Since many R users have very large computational needs, various tools for some kind of parallel operation of R have been devised. This chapter is devoted to parallel R.
Many a novice in parallel processing has, with great anticipation, written parallel code for some application only to find that the parallel version actually ran more slowly than the serial one. For reasons to be discussed in this chapter, this problem is especially acute with R.
Accordingly, understanding the nature of parallel-processing hardware and software is crucial to success in the parallel world. These issues will be discussed here in the context of common platforms for parallel R.
We’ll start with a few code examples and then move to general performance issues.
Consider a network graph of some kind, such as web links or links in a social network. Let A
be the adjacency matrix of the graph, meaning that, say, A[3,8]
is 1 or 0, depending on whether there is a link from node 3 to node 8.
For any two vertices, say any two websites, we might be interested in mutual outlinks—that is, outbound links that are common to two sites. Suppose that we want to find the mean number of mutual outlinks, averaged over all pairs of websites in our data set. This mean can be found using the following outline, for an n-by-n matrix:
1 sum = 0 2 for i = 0...n-1 3 for j = i+1...n-1 4 for k = 0...n-1 sum = sum + a[i][k]*a[j][k] 5 mean = sum / (n*(n-1)/2)

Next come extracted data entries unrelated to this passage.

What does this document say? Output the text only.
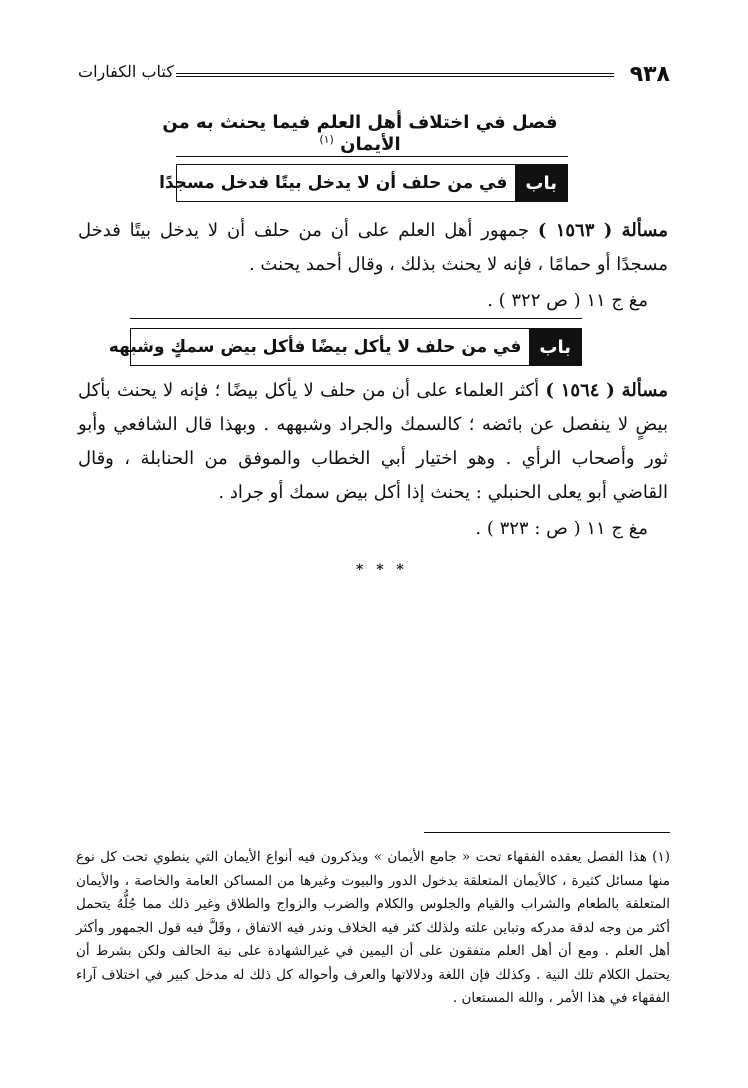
٩٣٨
كتاب الكفارات
فصل في اختلاف أهل العلم فيما يحنث به من الأيمان $^{(١)}$
باب
في من حلف أن لا يدخل بيتًا فدخل مسجدًا
مسألة ( ١٥٦٣ ) جمهور أهل العلم على أن من حلف أن لا يدخل بيتًا فدخل مسجدًا أو حمامًا ، فإنه لا يحنث بذلك ، وقال أحمد يحنث .
مغ ج ١١ ( ص ٣٢٢ ) .
باب
في من حلف لا يأكل بيضًا فأكل بيض سمكٍ وشبهه
مسألة ( ١٥٦٤ ) أكثر العلماء على أن من حلف لا يأكل بيضًا ؛ فإنه لا يحنث بأكل بيضٍ لا ينفصل عن بائضه ؛ كالسمك والجراد وشبههه . وبهذا قال الشافعي وأبو ثور وأصحاب الرأي . وهو اختيار أبي الخطاب والموفق من الحنابلة ، وقال القاضي أبو يعلى الحنبلي : يحنث إذا أكل بيض سمك أو جراد .
مغ ج ١١ ( ص : ٣٢٣ ) .
* * *
(١) هذا الفصل يعقده الفقهاء تحت « جامع الأيمان » ويذكرون فيه أنواع الأيمان التي ينطوي تحت كل نوع منها مسائل كثيرة ، كالأيمان المتعلقة بدخول الدور والبيوت وغيرها من المساكن العامة والخاصة ، والأيمان المتعلقة بالطعام والشراب والقيام والجلوس والكلام والضرب والزواج والطلاق وغير ذلك مما جُلُّهُ يتحمل أكثر من وجه لدقة مدركه وتباين علته ولذلك كثر فيه الخلاف وندر فيه الاتفاق ، وقَلَّ فيه قول الجمهور وأكثر أهل العلم . ومع أن أهل العلم متفقون على أن اليمين في غيرالشهادة على نية الحالف ولكن بشرط أن يحتمل الكلام تلك النية . وكذلك فإن اللغة ودلالاتها والعرف وأحواله كل ذلك له مدخل كبير في اختلاف آراء الفقهاء في هذا الأمر ، والله المستعان .
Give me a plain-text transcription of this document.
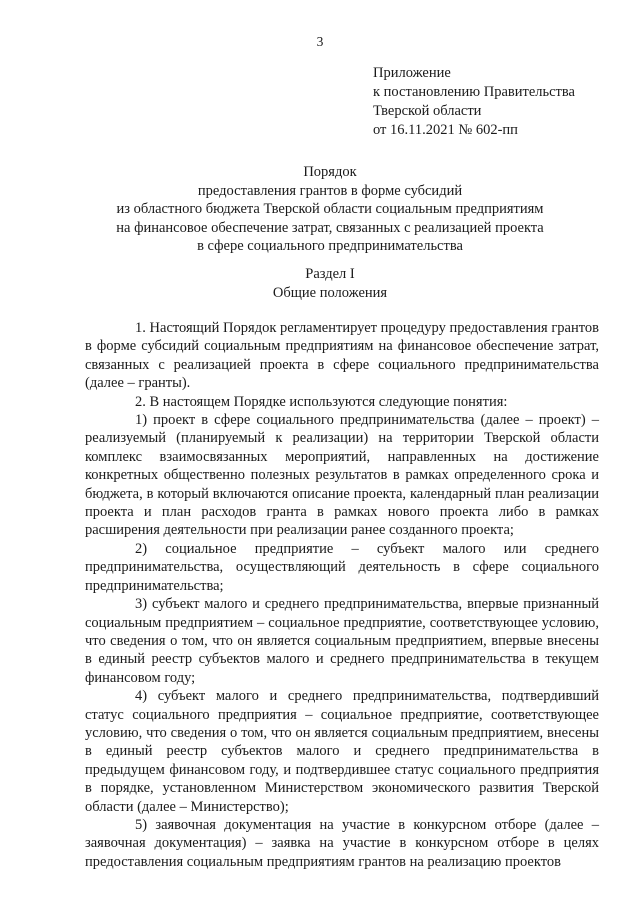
3
Приложение
к постановлению Правительства
Тверской области
от 16.11.2021 № 602-пп
Порядок
предоставления грантов в форме субсидий
из областного бюджета Тверской области социальным предприятиям
на финансовое обеспечение затрат, связанных с реализацией проекта
в сфере социального предпринимательства
Раздел I
Общие положения

1. Настоящий Порядок регламентирует процедуру предоставления грантов в форме субсидий социальным предприятиям на финансовое обеспечение затрат, связанных с реализацией проекта в сфере социального предпринимательства (далее – гранты).

2. В настоящем Порядке используются следующие понятия:

1) проект в сфере социального предпринимательства (далее – проект) – реализуемый (планируемый к реализации) на территории Тверской области комплекс взаимосвязанных мероприятий, направленных на достижение конкретных общественно полезных результатов в рамках определенного срока и бюджета, в который включаются описание проекта, календарный план реализации проекта и план расходов гранта в рамках нового проекта либо в рамках расширения деятельности при реализации ранее созданного проекта;

2) социальное предприятие – субъект малого или среднего предпринимательства, осуществляющий деятельность в сфере социального предпринимательства;

3) субъект малого и среднего предпринимательства, впервые признанный социальным предприятием – социальное предприятие, соответствующее условию, что сведения о том, что он является социальным предприятием, впервые внесены в единый реестр субъектов малого и среднего предпринимательства в текущем финансовом году;

4) субъект малого и среднего предпринимательства, подтвердивший статус социального предприятия – социальное предприятие, соответствующее условию, что сведения о том, что он является социальным предприятием, внесены в единый реестр субъектов малого и среднего предпринимательства в предыдущем финансовом году, и подтвердившее статус социального предприятия в порядке, установленном Министерством экономического развития Тверской области (далее – Министерство);

5) заявочная документация на участие в конкурсном отборе (далее – заявочная документация) – заявка на участие в конкурсном отборе в целях предоставления социальным предприятиям грантов на реализацию проектов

Given that our graph could contain thousands—even millions—of websites, our task could entail quite large amounts of computation. A common approach to dealing with this problem is to divide the computation into smaller chunks and then process each of the chunks simultaneously, say on separate computers.
Let’s say that we have two computers at our disposal. We might have one computer handle all the odd values of i
in the for i
loop in line 2 and have the second computer handle the even values. Or, since dual-core computers are fairly standard these days, we could take this same approach on a single computer. This may sound simple, but a number of major issues can arise, as you’ll learn in this chapter.